Kondisi Indonesia pada Masa Demokrasi Parlementer (1950-1959)

Indonesia mengalami beberapa bentuk pemerintahan sejak proklamasi kemerdekaan Indonesia dilakukan. Salah satunya adalah masa demokrasi parlementer yang berlangsung sejak 17 Agustu 1950 sampai 6 Juli 1959. Masa demokrasi parlementer adalah masa ketika pemerintah Indonesia menggunakan UUDS 1950 (Undang-Undang Sementara) sebagai undang-undang negara.

Masa demokrasi parlementer disebut juga denga Demokrasi Liberal karena sistem politik dan ekonomi yang berlaku menggunakan prinsip-prinsip liberal. Beberapa negara di dunia ada yang menerapkan kabinet parlementer, misalnya Inggris dan India. Berlangsungnya masa demokrasi parlementer di Indonesia tidak berlangsung lama karena tidak sesuai dengan tujuan negara.

Pemilu 1955
Sumber gambar: Kebudayaan Kemdikbud

Baca Juga: Sejarah Lahirnya Pancasila

Bagaimana bentuk sistem pemerintahan pada masa demokrasi parlementer? Apa saja hasil yang berhasil diraih pada sistem pemerintahan ini? Bagaimana mada demokrasi parlementer di Indonesia berakhir? Sobat idschool dapat mencari tahu jawabannya melalui ulasan di bawah.

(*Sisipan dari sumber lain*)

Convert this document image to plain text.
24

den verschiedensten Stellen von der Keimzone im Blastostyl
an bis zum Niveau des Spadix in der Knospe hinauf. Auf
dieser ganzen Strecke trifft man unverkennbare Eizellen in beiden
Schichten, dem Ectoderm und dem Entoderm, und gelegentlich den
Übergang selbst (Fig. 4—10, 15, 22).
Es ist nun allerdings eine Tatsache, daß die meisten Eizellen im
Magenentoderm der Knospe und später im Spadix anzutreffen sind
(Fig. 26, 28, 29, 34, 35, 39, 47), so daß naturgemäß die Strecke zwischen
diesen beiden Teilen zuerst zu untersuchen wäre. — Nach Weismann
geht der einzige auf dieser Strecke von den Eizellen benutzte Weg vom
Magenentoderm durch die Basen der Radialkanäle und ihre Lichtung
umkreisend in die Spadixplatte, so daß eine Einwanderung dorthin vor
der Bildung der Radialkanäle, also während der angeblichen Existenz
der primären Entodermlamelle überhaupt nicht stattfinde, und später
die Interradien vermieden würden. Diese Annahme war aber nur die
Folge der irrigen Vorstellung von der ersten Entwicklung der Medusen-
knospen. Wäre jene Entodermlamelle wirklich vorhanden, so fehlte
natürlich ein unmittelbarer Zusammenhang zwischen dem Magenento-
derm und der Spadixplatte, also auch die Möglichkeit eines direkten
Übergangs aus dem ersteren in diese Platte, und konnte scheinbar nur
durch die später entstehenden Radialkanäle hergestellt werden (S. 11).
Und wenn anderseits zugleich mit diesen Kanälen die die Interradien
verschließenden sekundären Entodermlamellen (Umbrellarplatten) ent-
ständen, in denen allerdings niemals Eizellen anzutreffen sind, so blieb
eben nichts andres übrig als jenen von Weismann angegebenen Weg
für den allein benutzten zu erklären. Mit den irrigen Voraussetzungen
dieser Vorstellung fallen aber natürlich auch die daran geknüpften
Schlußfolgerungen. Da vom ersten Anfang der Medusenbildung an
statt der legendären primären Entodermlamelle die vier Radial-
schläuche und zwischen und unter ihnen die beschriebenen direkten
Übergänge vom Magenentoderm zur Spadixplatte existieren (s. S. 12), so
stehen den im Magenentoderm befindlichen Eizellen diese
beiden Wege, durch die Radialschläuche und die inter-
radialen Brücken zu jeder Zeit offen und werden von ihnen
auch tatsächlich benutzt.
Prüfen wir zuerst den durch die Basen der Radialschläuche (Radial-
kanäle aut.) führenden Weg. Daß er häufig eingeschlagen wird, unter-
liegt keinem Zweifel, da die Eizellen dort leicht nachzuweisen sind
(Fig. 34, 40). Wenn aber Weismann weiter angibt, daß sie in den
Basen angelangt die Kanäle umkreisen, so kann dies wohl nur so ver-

Bentuk Sistem Pemerintahan pada Masa Demokrasi Parlementer

Sistem pemerintahan negara yang berbentuk sistem parlementer berdasarkan Undang-Undang Dasar Sementara (UUDS) 1950. Pada sistem pemerintahan ini, kabinet disusun menurut perimbangan kekuatan kepartaian dalam parlemen. Sedangkan kedudukan presiden hanya sebagai lambang kesatuan.

Parlemen pada sistem demokrasi liberal memiliki kedudukan dengan sangat berkuasa. Jika kabinet dipandang tidak mampu menjalankan tugas maka parlemen segera membubarkannya.

Pada masa demokrasi parlementer di Indonesia memiliki ciri banyaknya partai politik yang saling berebut pengaruh untuk memegang kekuasaan. Kondisi tersebut menyebabkan sering terjadi pergantian kabinet.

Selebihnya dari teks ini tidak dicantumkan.